- Interactive map of Sempor Dam
- Country: Indonesia
- Location: District Gombong, Kebumen, Central Java Province
- Coordinates: 7°33′59.78″S 109°29′10.12″E﻿ / ﻿7.5666056°S 109.4861444°E
- Purpose: Power, water supply, flood control, recreation
- Status: Operational
- Construction began: 1967
- Opening date: 1978; 48 years ago

Dam and spillways
- Type of dam: Embankment, rock-fill
- Impounds: Sempor River
- Height: 58 m (190 ft)

Reservoir
- Total capacity: 56,900,000 m^{3} (46,100 acre⋅ft)
- Surface area: 43 km^{2} (17 mi^{2})

Power Station
- Commission date: 1978
- Turbines: 1 × 1 MW Francis-type
- Installed capacity: 1 MW

= Sempor Dam =

Sempor Dam (Waduk Sempor, ꦮꦝꦸꦏ꧀ꦱꦺꦩ꧀ꦥꦺꦴꦂ) is an embankment dam on the Sempor River in District Gombong, Kebumen, Central Java Province, Republic of Indonesia. In addition to being a tourist attraction Sempor Dam is a source of irrigation water for farmers.
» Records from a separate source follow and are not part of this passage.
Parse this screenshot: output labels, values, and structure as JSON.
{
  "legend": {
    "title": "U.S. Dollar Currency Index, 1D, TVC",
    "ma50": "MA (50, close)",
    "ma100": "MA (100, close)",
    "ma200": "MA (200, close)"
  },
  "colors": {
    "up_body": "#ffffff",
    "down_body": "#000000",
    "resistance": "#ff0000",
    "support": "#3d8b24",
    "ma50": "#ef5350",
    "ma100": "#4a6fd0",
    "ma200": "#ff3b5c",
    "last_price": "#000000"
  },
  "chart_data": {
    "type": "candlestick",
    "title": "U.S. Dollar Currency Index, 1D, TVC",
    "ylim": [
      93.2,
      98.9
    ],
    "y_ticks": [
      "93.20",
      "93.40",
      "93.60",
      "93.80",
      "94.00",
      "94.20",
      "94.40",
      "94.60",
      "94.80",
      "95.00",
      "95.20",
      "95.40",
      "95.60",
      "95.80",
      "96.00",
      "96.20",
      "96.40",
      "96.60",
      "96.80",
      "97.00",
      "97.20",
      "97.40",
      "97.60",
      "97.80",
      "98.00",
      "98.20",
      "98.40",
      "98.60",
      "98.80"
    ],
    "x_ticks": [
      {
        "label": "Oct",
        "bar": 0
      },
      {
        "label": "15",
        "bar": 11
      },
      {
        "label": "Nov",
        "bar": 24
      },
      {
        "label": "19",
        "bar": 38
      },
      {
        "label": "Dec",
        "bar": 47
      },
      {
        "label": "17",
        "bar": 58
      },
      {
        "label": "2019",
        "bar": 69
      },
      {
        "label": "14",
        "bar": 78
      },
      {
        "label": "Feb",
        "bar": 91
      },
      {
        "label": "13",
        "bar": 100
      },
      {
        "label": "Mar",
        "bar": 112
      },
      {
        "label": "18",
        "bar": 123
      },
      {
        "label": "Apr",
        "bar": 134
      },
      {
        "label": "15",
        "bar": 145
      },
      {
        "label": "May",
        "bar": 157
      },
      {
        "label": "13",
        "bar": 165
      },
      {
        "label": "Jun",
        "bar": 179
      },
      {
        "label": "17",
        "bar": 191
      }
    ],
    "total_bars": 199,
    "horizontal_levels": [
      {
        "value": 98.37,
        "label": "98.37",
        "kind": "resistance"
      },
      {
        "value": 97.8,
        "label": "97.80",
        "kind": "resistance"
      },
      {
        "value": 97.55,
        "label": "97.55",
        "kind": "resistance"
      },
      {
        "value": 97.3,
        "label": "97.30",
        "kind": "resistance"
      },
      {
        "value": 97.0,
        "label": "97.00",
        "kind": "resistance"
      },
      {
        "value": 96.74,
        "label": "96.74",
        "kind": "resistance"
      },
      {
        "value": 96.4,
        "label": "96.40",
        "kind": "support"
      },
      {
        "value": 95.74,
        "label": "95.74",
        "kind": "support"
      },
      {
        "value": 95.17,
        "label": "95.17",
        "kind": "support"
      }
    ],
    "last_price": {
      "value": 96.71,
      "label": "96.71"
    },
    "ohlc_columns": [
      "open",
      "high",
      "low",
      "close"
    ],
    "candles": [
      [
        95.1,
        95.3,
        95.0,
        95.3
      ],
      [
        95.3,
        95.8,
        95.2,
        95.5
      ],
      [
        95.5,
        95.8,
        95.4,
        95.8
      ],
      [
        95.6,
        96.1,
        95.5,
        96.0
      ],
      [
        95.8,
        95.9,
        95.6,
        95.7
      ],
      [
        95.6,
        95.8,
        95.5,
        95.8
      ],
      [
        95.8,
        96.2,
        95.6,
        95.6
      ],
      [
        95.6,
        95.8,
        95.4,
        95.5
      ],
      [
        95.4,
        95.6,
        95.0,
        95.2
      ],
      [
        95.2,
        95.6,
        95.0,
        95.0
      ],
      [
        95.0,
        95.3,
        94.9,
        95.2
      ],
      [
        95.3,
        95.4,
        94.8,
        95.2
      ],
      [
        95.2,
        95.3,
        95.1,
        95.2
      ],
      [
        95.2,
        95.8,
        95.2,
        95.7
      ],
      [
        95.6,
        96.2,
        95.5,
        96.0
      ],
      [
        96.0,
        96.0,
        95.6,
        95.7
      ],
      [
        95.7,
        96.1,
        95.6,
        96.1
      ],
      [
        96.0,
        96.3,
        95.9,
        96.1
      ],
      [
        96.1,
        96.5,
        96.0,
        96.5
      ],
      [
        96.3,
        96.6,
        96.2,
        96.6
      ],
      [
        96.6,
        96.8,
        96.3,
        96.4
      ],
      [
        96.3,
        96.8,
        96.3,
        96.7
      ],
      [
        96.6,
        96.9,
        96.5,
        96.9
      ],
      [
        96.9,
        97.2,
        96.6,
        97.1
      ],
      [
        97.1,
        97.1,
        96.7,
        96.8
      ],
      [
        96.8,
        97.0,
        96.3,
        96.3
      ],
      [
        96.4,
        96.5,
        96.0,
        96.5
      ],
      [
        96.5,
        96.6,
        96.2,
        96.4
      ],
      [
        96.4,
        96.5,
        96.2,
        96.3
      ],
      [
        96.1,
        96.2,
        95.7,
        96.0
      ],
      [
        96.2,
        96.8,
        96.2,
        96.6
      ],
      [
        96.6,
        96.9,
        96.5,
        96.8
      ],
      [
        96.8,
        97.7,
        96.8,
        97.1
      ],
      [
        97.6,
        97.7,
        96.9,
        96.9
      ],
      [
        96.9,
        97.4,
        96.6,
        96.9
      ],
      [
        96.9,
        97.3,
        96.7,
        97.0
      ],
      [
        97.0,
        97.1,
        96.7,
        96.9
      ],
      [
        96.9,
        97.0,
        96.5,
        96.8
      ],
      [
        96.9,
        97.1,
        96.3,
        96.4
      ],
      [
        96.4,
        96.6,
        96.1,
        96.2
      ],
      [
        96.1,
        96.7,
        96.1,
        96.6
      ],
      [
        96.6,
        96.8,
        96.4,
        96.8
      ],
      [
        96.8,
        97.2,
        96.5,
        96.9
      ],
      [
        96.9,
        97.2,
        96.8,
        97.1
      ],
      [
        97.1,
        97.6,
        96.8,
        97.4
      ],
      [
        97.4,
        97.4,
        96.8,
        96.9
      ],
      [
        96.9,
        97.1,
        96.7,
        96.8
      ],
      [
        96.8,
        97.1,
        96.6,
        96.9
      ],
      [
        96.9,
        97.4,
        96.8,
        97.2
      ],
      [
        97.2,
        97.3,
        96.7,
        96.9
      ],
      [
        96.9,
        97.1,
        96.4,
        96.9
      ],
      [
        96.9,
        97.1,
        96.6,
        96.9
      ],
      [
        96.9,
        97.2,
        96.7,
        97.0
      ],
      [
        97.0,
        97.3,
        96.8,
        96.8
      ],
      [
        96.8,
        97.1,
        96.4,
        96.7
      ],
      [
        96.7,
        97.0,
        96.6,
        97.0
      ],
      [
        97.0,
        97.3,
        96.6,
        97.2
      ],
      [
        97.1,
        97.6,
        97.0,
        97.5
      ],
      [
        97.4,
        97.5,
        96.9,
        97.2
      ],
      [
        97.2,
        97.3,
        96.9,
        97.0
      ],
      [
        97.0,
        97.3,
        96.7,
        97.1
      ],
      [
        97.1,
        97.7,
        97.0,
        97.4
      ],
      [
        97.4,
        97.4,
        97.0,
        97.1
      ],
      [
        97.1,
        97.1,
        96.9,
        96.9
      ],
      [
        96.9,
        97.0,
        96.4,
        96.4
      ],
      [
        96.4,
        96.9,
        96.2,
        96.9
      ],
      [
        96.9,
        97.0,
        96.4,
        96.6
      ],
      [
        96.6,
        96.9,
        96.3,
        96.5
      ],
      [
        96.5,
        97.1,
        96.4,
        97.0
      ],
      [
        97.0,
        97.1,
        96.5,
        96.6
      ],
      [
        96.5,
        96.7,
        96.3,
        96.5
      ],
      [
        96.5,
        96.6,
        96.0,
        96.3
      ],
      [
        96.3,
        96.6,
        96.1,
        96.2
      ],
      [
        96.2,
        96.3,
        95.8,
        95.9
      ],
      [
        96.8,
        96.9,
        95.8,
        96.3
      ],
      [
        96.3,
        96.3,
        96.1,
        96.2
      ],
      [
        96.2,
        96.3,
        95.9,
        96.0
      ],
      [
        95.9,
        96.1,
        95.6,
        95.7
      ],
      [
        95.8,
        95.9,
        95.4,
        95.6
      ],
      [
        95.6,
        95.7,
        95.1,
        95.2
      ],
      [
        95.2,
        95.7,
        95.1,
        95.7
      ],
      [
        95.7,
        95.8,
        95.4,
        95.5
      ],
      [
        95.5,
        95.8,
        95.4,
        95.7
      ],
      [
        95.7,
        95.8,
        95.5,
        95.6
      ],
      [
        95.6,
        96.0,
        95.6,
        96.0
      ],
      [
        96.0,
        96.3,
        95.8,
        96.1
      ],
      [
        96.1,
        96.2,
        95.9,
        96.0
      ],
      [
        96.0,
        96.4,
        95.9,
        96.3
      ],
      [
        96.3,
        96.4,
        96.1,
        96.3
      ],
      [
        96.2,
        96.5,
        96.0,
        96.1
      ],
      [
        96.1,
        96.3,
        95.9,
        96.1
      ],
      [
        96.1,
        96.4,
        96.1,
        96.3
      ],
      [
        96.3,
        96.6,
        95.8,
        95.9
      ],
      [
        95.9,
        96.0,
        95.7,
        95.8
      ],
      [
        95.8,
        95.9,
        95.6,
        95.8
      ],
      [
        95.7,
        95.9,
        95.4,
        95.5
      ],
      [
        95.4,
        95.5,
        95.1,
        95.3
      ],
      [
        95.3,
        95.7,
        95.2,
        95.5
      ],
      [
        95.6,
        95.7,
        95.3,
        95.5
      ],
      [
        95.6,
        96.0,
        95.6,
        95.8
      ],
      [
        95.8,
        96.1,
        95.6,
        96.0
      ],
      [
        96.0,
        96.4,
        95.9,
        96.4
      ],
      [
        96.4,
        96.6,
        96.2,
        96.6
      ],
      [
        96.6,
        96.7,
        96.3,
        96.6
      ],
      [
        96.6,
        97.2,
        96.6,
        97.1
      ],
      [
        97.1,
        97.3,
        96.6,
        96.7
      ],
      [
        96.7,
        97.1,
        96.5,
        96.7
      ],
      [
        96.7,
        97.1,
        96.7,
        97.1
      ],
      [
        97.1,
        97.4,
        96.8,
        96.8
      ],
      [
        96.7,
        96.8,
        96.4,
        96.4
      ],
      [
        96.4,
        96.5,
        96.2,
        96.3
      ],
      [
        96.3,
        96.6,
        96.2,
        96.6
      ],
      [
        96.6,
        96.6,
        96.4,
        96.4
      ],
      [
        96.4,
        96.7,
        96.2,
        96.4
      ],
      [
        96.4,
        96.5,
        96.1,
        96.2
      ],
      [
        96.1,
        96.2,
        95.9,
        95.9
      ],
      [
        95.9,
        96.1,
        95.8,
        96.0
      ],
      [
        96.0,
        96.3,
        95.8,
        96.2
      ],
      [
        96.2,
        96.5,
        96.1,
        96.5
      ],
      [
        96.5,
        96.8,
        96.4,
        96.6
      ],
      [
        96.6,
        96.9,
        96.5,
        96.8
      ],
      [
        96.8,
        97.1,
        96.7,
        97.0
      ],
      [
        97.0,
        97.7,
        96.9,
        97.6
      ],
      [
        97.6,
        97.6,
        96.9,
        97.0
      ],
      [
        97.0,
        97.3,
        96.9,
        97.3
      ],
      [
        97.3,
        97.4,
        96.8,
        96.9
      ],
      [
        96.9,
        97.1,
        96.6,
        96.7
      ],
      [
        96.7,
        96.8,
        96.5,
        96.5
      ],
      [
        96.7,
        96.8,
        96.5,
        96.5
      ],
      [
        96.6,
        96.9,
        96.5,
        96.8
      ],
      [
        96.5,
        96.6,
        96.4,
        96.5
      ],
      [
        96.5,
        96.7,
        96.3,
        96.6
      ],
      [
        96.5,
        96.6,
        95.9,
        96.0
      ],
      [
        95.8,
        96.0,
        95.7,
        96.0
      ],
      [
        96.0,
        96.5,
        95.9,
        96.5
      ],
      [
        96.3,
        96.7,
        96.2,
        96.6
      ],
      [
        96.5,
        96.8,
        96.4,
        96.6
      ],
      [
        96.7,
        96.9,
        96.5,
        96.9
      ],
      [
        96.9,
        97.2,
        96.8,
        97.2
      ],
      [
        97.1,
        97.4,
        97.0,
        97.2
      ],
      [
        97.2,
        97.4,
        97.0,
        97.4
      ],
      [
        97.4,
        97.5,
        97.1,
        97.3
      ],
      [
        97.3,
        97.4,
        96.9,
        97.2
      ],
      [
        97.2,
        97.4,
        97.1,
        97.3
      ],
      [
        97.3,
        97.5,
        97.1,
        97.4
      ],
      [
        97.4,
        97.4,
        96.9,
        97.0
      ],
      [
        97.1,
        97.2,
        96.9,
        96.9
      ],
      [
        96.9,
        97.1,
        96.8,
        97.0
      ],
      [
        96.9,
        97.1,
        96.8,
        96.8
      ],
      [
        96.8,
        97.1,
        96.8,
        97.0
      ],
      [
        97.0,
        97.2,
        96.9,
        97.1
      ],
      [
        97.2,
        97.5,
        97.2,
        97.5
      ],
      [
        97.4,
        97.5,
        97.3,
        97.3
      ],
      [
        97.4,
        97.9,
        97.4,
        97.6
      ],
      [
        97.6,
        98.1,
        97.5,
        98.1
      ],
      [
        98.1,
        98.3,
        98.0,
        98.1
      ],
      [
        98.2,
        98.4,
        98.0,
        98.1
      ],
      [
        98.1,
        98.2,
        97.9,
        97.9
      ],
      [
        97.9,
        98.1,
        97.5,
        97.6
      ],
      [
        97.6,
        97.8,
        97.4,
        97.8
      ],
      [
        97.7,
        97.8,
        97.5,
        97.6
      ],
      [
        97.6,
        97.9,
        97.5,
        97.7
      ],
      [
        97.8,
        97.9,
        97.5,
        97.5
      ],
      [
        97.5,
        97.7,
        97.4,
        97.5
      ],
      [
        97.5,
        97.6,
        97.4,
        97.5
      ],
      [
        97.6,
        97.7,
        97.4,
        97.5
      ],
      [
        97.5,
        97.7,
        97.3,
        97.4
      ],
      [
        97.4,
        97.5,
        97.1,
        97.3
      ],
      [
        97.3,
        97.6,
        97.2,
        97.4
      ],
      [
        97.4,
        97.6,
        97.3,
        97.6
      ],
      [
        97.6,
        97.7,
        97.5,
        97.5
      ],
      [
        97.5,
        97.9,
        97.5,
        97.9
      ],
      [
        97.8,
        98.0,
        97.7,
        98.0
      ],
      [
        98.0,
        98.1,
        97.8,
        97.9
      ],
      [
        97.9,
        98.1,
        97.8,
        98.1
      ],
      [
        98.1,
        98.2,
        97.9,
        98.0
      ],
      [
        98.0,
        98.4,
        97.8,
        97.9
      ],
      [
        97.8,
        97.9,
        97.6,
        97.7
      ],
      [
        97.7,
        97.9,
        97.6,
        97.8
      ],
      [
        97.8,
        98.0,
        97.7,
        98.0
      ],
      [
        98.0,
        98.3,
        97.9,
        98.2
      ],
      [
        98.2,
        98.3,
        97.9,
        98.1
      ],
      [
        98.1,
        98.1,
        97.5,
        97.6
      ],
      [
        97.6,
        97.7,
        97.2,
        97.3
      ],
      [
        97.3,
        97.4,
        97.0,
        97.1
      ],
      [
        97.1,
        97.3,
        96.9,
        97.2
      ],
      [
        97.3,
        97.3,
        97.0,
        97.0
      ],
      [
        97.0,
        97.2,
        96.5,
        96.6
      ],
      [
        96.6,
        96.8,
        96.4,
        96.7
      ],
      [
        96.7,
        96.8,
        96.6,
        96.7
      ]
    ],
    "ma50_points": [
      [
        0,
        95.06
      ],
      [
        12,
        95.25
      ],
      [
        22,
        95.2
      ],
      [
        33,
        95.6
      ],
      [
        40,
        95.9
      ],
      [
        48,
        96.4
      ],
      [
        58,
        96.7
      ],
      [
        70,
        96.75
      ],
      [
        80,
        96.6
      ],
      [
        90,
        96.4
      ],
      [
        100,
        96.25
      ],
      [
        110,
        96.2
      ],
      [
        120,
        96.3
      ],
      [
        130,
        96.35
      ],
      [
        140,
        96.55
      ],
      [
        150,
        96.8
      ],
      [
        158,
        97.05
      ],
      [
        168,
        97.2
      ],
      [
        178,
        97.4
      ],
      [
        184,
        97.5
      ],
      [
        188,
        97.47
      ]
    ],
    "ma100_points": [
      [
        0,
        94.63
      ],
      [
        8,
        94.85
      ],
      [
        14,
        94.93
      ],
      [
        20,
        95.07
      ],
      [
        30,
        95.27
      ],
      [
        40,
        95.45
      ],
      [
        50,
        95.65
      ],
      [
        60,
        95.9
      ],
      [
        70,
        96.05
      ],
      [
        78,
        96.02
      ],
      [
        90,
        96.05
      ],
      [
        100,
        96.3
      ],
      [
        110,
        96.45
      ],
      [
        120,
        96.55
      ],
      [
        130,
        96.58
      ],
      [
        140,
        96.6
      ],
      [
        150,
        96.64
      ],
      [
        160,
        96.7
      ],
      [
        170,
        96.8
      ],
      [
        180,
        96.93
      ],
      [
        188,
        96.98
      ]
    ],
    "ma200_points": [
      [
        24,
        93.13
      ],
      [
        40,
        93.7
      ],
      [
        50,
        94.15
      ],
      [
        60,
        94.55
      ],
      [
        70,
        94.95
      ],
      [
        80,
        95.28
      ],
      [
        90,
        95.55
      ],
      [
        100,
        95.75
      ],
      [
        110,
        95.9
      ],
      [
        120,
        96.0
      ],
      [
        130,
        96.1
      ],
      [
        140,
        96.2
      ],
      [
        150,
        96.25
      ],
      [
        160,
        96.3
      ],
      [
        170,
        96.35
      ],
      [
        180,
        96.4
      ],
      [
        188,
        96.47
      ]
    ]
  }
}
It helps irrigate thousands of paddy fields in the delta. It also provides for flood control and has a 1 MW hydroelectric power station at its base. Construction on the dam started in 1967 but in the same year water from flash floods over-topped it, causing the dam to fail on 29 November 1967. The wave of water killed 160 people in three towns, including Magelang. and delivered widespread damage to the area. Construction later restarted on the dam and it was completed in 1978. Its power station was later commissioned in 1980.